Hadaly sait y entrer seule, nue ou tout habillée, s’y étendre, s’y assujettir, en de latérales bandelettes de batiste solidement fixées à l’intérieur, de manière à ce que l’étoffe des parois ne touche même pas ses épaules. Son visage y est voilé ; la tête y demeure appuyée, en sa chevelure, sur un coussin et le front est retenu par une ferronnière, un bandeau, qui en fixe l’immobilité. Sans sa respiration toujours égale et douce, on la prendrait pour miss Alicia Clary décédée du matin.

Sur les portes refermées de cette prison est scellée une plaque d’argent où le nom de Hadaly est gravé en ces mêmes lettres iraniennes où il signifie l’IDÉAL. Il sera surmonté de vos antiques armoiries, qui consacreront cette captivité.
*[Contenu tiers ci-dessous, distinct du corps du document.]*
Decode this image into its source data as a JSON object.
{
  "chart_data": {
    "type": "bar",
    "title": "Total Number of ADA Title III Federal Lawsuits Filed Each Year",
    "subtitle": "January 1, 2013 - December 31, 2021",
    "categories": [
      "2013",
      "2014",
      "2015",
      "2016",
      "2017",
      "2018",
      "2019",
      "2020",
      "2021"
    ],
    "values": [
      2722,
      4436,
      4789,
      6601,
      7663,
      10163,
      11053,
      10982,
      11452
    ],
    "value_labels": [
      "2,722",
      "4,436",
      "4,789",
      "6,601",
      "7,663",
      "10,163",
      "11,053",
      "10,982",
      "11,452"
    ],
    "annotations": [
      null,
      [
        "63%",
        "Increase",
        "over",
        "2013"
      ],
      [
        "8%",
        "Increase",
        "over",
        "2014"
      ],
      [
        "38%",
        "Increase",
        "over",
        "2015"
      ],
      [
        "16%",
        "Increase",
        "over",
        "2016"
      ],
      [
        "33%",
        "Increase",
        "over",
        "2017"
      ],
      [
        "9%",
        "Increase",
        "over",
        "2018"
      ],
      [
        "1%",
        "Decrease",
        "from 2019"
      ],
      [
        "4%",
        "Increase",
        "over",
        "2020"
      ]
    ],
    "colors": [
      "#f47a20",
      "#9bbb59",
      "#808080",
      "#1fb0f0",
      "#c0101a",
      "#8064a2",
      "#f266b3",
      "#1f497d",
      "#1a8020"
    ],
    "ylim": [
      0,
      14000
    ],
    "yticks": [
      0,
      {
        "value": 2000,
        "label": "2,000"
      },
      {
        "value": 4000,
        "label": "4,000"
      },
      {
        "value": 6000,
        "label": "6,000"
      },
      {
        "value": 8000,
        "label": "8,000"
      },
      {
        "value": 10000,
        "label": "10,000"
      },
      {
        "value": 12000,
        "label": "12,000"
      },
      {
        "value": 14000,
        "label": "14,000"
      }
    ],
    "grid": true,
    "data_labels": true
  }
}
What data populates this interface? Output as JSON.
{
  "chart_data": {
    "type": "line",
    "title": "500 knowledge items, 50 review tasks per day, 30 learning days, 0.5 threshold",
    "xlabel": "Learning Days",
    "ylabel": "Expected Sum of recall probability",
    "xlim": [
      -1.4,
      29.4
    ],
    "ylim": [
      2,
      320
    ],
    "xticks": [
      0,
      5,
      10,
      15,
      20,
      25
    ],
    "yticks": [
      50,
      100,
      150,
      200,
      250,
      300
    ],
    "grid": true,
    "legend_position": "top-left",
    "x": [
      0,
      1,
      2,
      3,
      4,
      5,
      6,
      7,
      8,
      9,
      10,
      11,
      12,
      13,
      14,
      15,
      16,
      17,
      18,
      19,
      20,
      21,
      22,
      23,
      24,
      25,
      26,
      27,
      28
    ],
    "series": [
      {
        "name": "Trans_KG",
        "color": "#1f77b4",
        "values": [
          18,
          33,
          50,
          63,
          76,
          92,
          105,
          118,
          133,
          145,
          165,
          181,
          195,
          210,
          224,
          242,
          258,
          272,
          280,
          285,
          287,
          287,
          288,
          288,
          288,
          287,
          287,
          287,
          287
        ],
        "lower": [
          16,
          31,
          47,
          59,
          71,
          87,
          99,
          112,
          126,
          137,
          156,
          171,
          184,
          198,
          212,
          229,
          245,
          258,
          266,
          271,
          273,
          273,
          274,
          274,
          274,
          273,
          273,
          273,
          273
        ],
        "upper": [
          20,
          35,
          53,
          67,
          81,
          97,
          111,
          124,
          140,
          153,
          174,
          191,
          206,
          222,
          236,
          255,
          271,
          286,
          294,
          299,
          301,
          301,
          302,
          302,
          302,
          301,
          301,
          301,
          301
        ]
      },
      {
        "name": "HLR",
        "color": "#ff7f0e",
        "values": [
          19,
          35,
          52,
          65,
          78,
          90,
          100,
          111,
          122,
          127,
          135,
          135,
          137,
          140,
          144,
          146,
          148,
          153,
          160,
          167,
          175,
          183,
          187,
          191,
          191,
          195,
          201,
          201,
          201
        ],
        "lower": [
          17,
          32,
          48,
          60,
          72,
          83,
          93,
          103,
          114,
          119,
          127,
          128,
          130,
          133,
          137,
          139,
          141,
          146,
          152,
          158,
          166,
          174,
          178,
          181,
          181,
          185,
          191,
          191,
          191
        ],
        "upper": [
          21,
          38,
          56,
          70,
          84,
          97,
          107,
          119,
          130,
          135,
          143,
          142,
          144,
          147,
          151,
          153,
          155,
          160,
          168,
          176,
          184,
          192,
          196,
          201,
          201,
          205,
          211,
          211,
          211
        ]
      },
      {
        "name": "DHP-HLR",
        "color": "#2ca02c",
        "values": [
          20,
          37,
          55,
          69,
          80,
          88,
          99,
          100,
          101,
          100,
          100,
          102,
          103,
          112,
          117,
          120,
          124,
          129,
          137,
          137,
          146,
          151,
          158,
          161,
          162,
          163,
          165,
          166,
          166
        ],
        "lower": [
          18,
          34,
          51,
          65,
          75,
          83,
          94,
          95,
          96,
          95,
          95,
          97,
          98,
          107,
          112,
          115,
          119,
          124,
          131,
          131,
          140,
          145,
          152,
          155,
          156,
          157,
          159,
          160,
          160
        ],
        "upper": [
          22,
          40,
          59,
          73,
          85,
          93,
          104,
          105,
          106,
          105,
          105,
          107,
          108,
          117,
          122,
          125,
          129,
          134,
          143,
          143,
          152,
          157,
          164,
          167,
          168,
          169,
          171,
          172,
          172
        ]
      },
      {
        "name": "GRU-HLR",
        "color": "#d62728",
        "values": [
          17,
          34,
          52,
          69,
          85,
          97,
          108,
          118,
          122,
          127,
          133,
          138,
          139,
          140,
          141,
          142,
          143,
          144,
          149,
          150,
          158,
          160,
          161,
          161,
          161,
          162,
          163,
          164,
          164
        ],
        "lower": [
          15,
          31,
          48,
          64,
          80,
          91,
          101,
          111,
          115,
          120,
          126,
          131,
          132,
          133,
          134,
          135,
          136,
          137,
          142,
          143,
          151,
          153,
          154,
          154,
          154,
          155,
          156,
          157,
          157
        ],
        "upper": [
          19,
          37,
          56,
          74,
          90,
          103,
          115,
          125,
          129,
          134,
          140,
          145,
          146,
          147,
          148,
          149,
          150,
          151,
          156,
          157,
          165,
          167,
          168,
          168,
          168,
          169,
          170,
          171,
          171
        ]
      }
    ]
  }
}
Le beau cercueil doit être placé dans une caisse de camphrier entièrement doublée de ouate et dont la forme carrée ne saurait provoquer aucune réflexion. Cette geôle de votre rêve sera prête dans trois semaines. ― Maintenant, à votre retour à Londres, un mot au directeur des douanes de la Tamise suffira pour obtenir franchise de votre mystérieux colis.